Prof. Louis Aldrich, Taiwan: Ethical Implications of "And He Arose From the Dead"

The declaration of the Synod of Toledo, "and He arose from the dead" is rich implications for the whole moral life of Christians. Here I will limit myself to one important implication that is relevant to many of the contemporary problems in human life ethics and bio-ethics: the reality of the resurrection of the body confirms, first, the intrinsic unity of body and soul in the human person and, second, the goodness of the body as not only created by God, but as open to share in the eternal life of God Himself.

The importance of the goodness of the body and its intrinsic unity with the soul is found in the early Church's battle with Gnosticism and the Manichaeism. These two forms of dualism held a dichotomy between the spiritual soul, which was good, and the material body, which was evil. Hence, no intrinsic unity was possible between soul and body; in fact, the good soul was trapped in the evil body as a kind of prisoner. The practical implications of this position led to the following: procreation was evil; hence, contraception was not only permitted but encouraged; further, since the body and soul had no real unity, any kind of sexual practice was permissible as long as procreation was avoided (the evil done in the body did not affect the goodness of the soul); finally, marriage was not good, but a necessary evil to be tolerated for the sake of the weak (the strong were those very few who could avoid procreating but complete abstinence).

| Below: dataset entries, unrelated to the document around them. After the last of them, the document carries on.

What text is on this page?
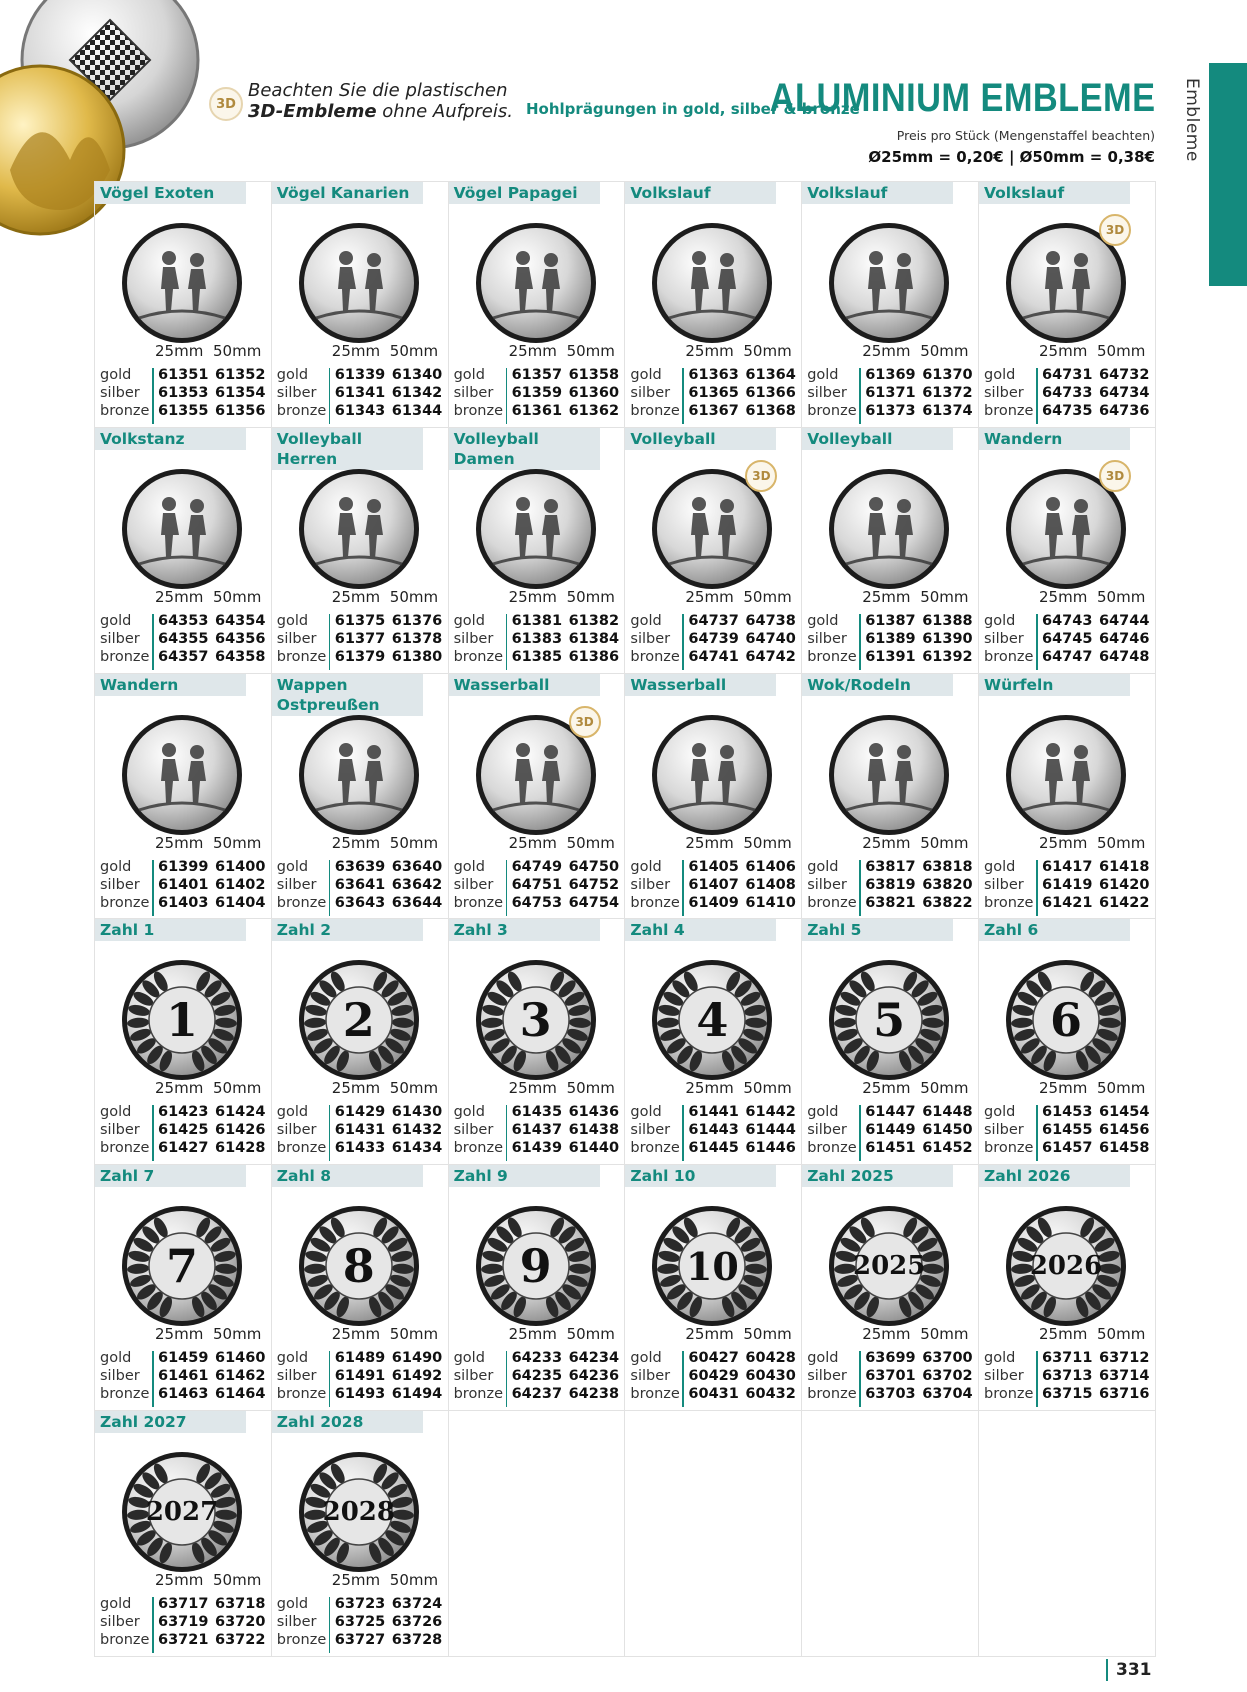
Embleme
3D
Beachten Sie die plastischen
3D-Embleme ohne Aufpreis. Hohlprägungen in gold, silber & bronze
ALUMINIUM EMBLEME
Preis pro Stück (Mengenstaffel beachten)
Ø25mm = 0,20€ | Ø50mm = 0,38€
Vögel Exoten
25mm 50mm
gold 61351 61352
silber 61353 61354
bronze 61355 61356
Vögel Kanarien
25mm 50mm
gold 61339 61340
silber 61341 61342
bronze 61343 61344
Vögel Papagei
25mm 50mm
gold 61357 61358
silber 61359 61360
bronze 61361 61362
Volkslauf
25mm 50mm
gold 61363 61364
silber 61365 61366
bronze 61367 61368
Volkslauf
25mm 50mm
gold 61369 61370
silber 61371 61372
bronze 61373 61374
Volkslauf
3D
25mm 50mm
gold 64731 64732
silber 64733 64734
bronze 64735 64736
Volkstanz
25mm 50mm
gold 64353 64354
silber 64355 64356
bronze 64357 64358
Volleyball Herren
25mm 50mm
gold 61375 61376
silber 61377 61378
bronze 61379 61380
Volleyball Damen
25mm 50mm
gold 61381 61382
silber 61383 61384
bronze 61385 61386
Volleyball
3D
25mm 50mm
gold 64737 64738
silber 64739 64740
bronze 64741 64742
Volleyball
25mm 50mm
gold 61387 61388
silber 61389 61390
bronze 61391 61392
Wandern
3D
25mm 50mm
gold 64743 64744
silber 64745 64746
bronze 64747 64748
Wandern
25mm 50mm
gold 61399 61400
silber 61401 61402
bronze 61403 61404
Wappen Ostpreußen
25mm 50mm
gold 63639 63640
silber 63641 63642
bronze 63643 63644
Wasserball
3D
25mm 50mm
gold 64749 64750
silber 64751 64752
bronze 64753 64754
Wasserball
25mm 50mm
gold 61405 61406
silber 61407 61408
bronze 61409 61410
Wok/Rodeln
25mm 50mm
gold 63817 63818
silber 63819 63820
bronze 63821 63822
Würfeln
25mm 50mm
gold 61417 61418
silber 61419 61420
bronze 61421 61422
Zahl 1
1
25mm 50mm
gold 61423 61424
silber 61425 61426
bronze 61427 61428
Zahl 2
2
25mm 50mm
gold 61429 61430
silber 61431 61432
bronze 61433 61434
Zahl 3
3
25mm 50mm
gold 61435 61436
silber 61437 61438
bronze 61439 61440
Zahl 4
4
25mm 50mm
gold 61441 61442
silber 61443 61444
bronze 61445 61446
Zahl 5
5
25mm 50mm
gold 61447 61448
silber 61449 61450
bronze 61451 61452
Zahl 6
6
25mm 50mm
gold 61453 61454
silber 61455 61456
bronze 61457 61458
Zahl 7
7
25mm 50mm
gold 61459 61460
silber 61461 61462
bronze 61463 61464
Zahl 8
8
25mm 50mm
gold 61489 61490
silber 61491 61492
bronze 61493 61494
Zahl 9
9
25mm 50mm
gold 64233 64234
silber 64235 64236
bronze 64237 64238
Zahl 10
10
25mm 50mm
gold 60427 60428
silber 60429 60430
bronze 60431 60432
Zahl 2025
2025
25mm 50mm
gold 63699 63700
silber 63701 63702
bronze 63703 63704
Zahl 2026
2026
25mm 50mm
gold 63711 63712
silber 63713 63714
bronze 63715 63716
Zahl 2027
2027
25mm 50mm
gold 63717 63718
silber 63719 63720
bronze 63721 63722
Zahl 2028
2028
25mm 50mm
gold 63723 63724
silber 63725 63726
bronze 63727 63728
331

Fathers of the Church such as Clement of Alexandria, St. Ambrose, St. John Chrysostom and St. Augustine analysed and answered the Gnostics and Manichaes. St. Augustine, using as his starting point the great dignity, value and goodness of the body as proven by the Resurrection, as well as its unity with the soul, answered the dualists in the following way: both body and soul are good, moral evil is in the spiritual will, not in material body; marriage is so good it is a sacrament (because it provides graces by which both the married couple and their children are to be sanctified); marriage has as its intrinsic requirements openness to procreation in every conjugal act and exclusive fidelity to one's spouse; hence, contraception and any sex outside of marriage is forbidden. The answer of St. Augustine, as summarising the position of the Church Fathers, has been the basic position of the Church into the modern era.

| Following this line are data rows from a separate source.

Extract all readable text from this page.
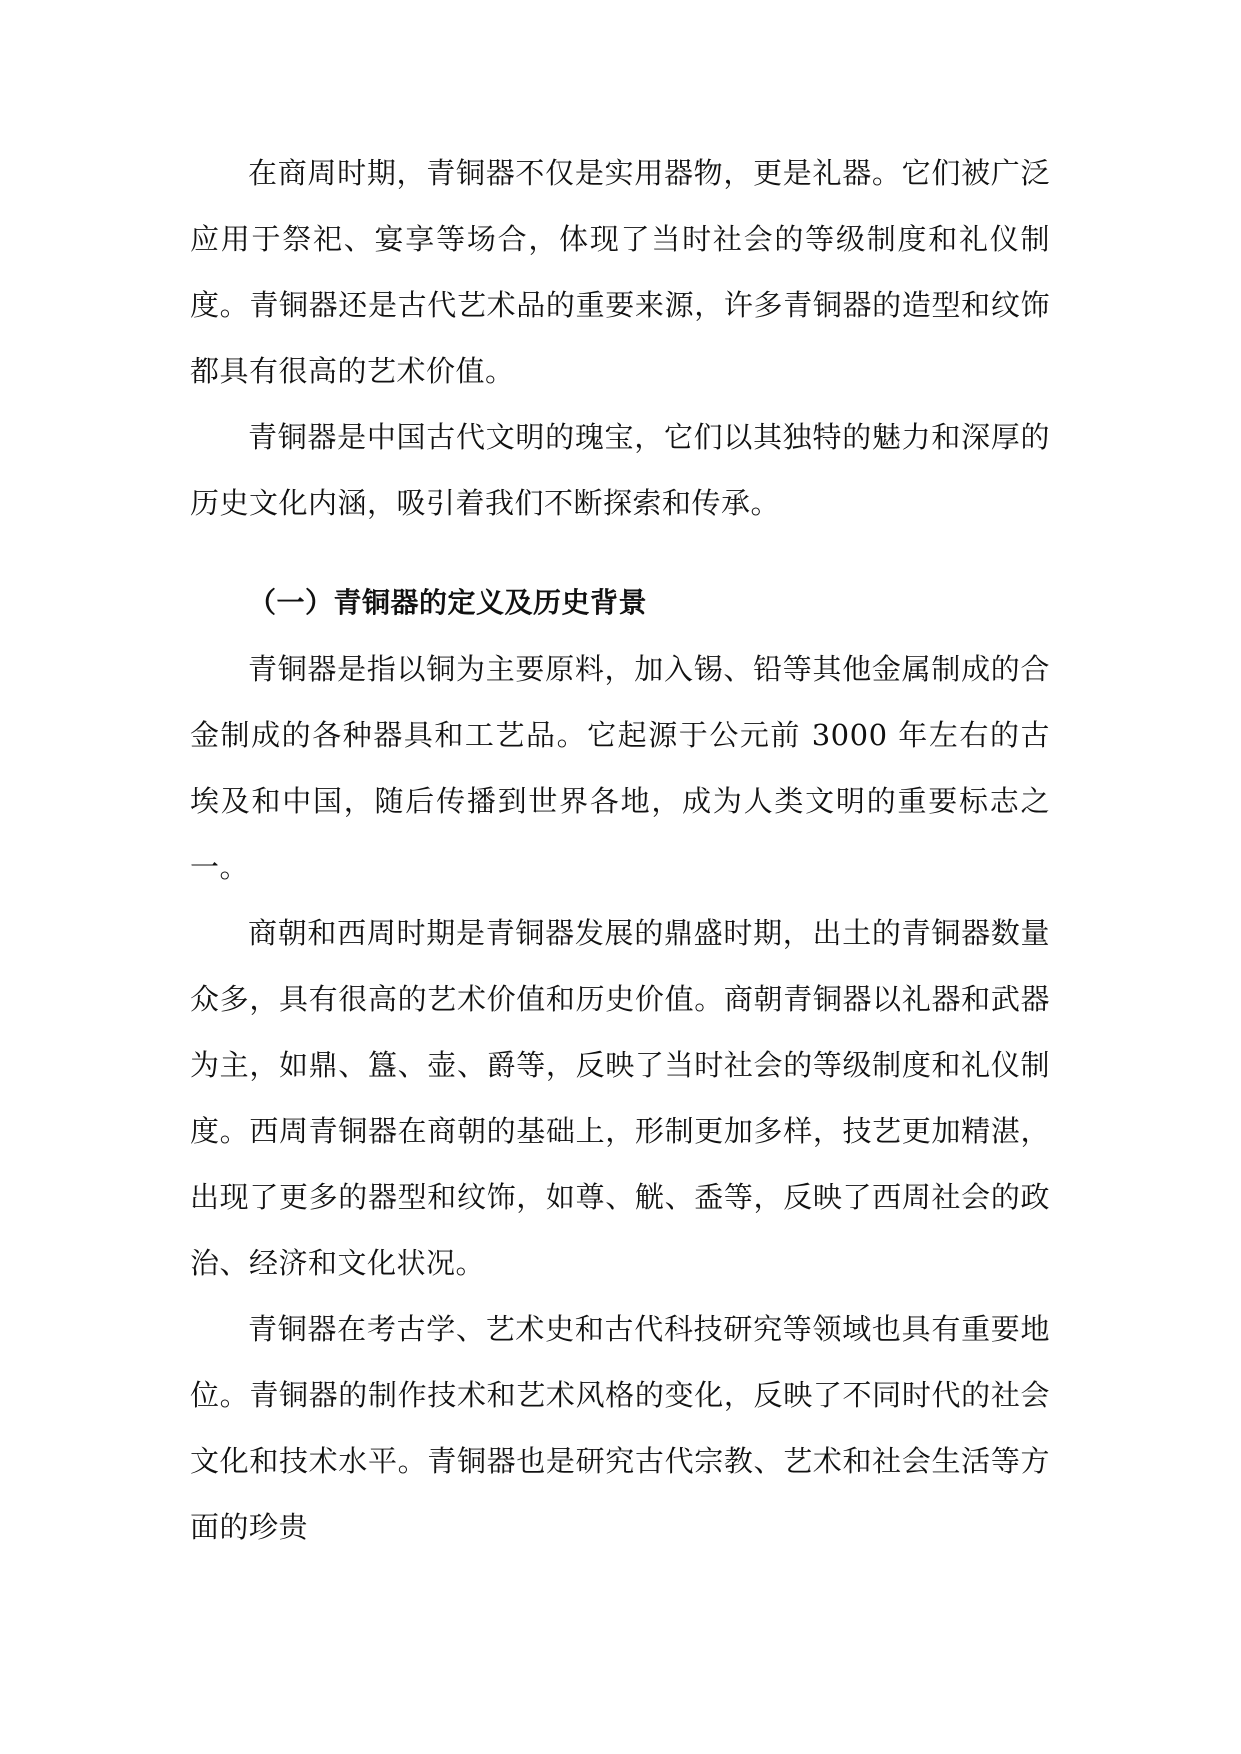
在商周时期，青铜器不仅是实用器物，更是礼器。它们被广泛应用于祭祀、宴享等场合，体现了当时社会的等级制度和礼仪制度。青铜器还是古代艺术品的重要来源，许多青铜器的造型和纹饰都具有很高的艺术价值。

青铜器是中国古代文明的瑰宝，它们以其独特的魅力和深厚的历史文化内涵，吸引着我们不断探索和传承。

（一）青铜器的定义及历史背景

青铜器是指以铜为主要原料，加入锡、铅等其他金属制成的合金制成的各种器具和工艺品。它起源于公元前 3000 年左右的古埃及和中国，随后传播到世界各地，成为人类文明的重要标志之一。

商朝和西周时期是青铜器发展的鼎盛时期，出土的青铜器数量众多，具有很高的艺术价值和历史价值。商朝青铜器以礼器和武器为主，如鼎、簋、壶、爵等，反映了当时社会的等级制度和礼仪制度。西周青铜器在商朝的基础上，形制更加多样，技艺更加精湛，出现了更多的器型和纹饰，如尊、觥、盉等，反映了西周社会的政治、经济和文化状况。

青铜器在考古学、艺术史和古代科技研究等领域也具有重要地位。青铜器的制作技术和艺术风格的变化，反映了不同时代的社会文化和技术水平。青铜器也是研究古代宗教、艺术和社会生活等方面的珍贵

Today the Church is facing a new kind of dualism rooted in a split between technology and ethics. While not calling the body evil, this dualism judges it to be of no ethical significance. This is seen pro-abortion position that the developing human body has no ethical standing until it achieves (no one knows how) "personhood"; that contraception, which blocks only the biological processes of procreation, is permissible as long a married couple are seeking deeper spiritual union. Finally, William May has pointed out that the whole field of artificial reproduction, including artificial insemination, in vitro fertilisation, cloning, and embryonic stem cell research, has at its root a denial that the human body is a spiritualised body: a true unity of body and soul.

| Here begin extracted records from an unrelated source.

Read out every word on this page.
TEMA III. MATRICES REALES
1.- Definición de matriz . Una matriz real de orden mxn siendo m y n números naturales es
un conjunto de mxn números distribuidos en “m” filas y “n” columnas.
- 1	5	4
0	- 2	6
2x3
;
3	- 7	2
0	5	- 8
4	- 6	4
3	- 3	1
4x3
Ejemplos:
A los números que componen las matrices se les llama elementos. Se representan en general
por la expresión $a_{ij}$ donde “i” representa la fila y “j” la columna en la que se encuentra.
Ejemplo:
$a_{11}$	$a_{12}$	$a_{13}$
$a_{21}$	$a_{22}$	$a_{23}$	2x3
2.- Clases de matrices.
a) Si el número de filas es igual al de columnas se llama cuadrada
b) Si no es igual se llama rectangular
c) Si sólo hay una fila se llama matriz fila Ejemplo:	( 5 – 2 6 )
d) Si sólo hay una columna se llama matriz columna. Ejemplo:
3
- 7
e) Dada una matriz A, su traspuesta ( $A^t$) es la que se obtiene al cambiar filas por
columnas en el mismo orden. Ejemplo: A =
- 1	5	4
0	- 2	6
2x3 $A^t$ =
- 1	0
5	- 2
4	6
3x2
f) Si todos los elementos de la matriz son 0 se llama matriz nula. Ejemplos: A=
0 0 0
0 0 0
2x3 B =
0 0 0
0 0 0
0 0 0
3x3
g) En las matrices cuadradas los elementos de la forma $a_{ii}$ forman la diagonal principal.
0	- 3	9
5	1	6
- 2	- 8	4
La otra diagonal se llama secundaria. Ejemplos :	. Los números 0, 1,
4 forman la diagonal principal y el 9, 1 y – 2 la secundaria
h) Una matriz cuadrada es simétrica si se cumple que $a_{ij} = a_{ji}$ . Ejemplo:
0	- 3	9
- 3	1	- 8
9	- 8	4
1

What is to save us from the modern dualists? Again it will be a deeper reflection on the meaning of "and he rose from the dead"; and a way of explaining it which helps those in the Church and outside of it to understand that the intrinsically spiritualised body is not a playground for sexual gratification nor a laboratory for technological manipulation, but is, as St. Paul tells us, "the temple of the Holy Spirit" and is "for the Lord."